Be Prepared to Change the Way You Think

After spending thousands of hours inside a wide variety of companies, I’ve learned that the single biggest barrier to improving the capability of an organization is the way we think about the design and management of work.

Changing the way of thinking can be considered challenging. It requires accepting that there’s something wrong with the way you currently think about the design and management of work. Organizations, government, and educational institutions might have misguided managers to think in ways that are less than optimal.

You might recognize this: The organization is a top-down hierarchy where work is designed in functional specialisms. Decision-making is separated from work and it’s only considered a management duty. When making decisions, managers often use measures of budget, activity, productivity, standards and the like. Managers believe their job is to manage budgets and manage people. Most organizations are designed and managed in this way. The news is, this thinking doesn’t work very well. Luckily, there is a better way.

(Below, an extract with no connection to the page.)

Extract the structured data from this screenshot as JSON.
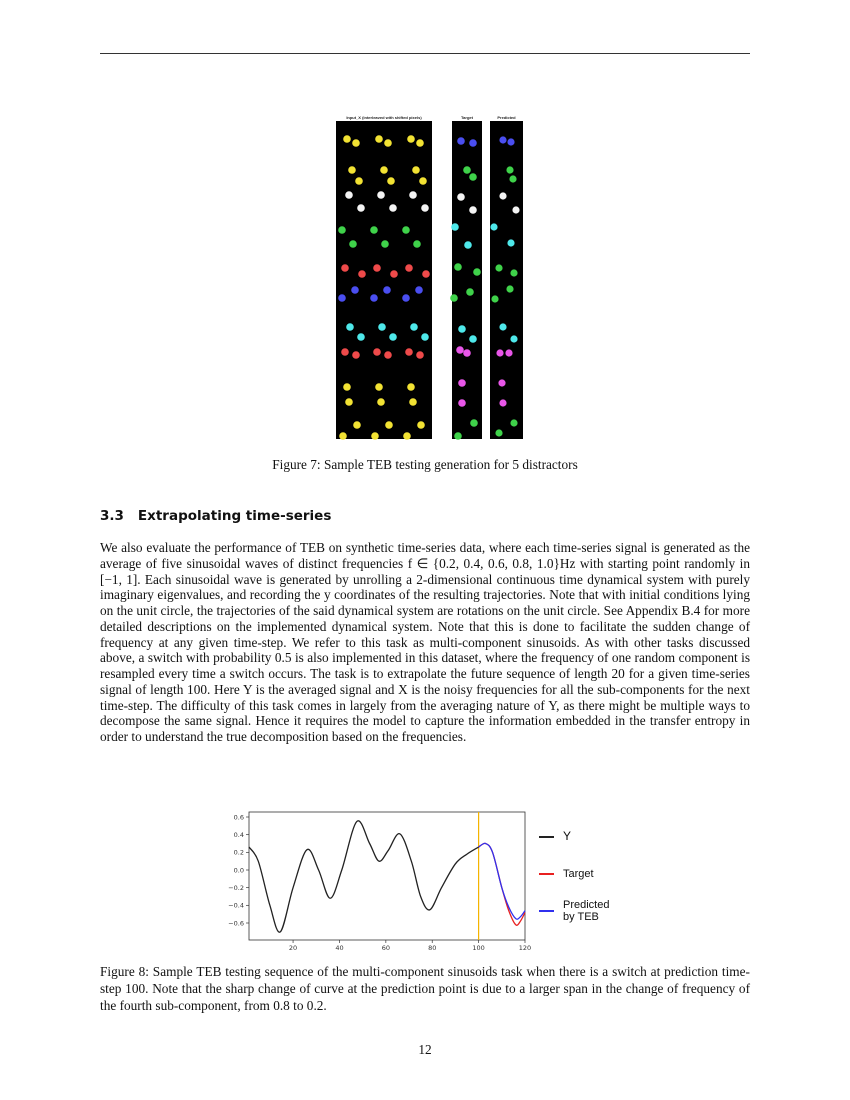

Why do we teach this thinking? Because it worked originally. It is the thinking that was used in mass production and at the turn of the century it led to a quantum leap in performance. Our problem is we have not continued to learn. We invented the current management thinking and we have assumed it to be unsurpassable. Yet it has been surpassed.

Learning the better way begins with taking a different perspective – an ‘outside-in’ perspective – you look from the customers’ point of view how your organization looks like.

When you look from the ‘outside-in’ perspective, you always find out how unproductive your organization is. This sometimes alarming damage to productivity results again from the way the organization is designed and managed. Measures are related to functions and managers of those functions need to meet targets, the parts achieve their goals at the expense of the whole.

While we might think of work as being managed and controlled through functional top-down hierarchies, in practice, work ‘flows’ through an organization. Functional design and measurement always disturb flow. That is why learning to manage flow is a key to improving performance. The first step to managing flow is to think of your organization as responding to customer demands. Think of it this way: If you could understand the ‘valuable’ work at every point of transaction – the things that really matter to the customer – and do that and only that, your service would improve and you would be more efficient. Why? Because you get rid of the waste: good service always costs less – a concept many managers struggle with.

To improve the capability of your organization, it’s essential to understand and manage your organization as a system, to understand how the parts work together to achieve the aim. This means understanding how work flows from and to the organization’s customers. The paradox is that this is the starting point for improving your capability to understand that your current organization is a system, regardless of how you currently manage it.

While we have learned to think of our organizations as top-down hierarchies, they often don’t look like that to our customers. If you assume (as I do) that the purpose of any organization is to get and keep customers, to take the customers’ view of an organization leads to a different and more productive set of problems to address. When managers learn to think and work outside-in, the result is always significant improvement in revenue,service and efficiency.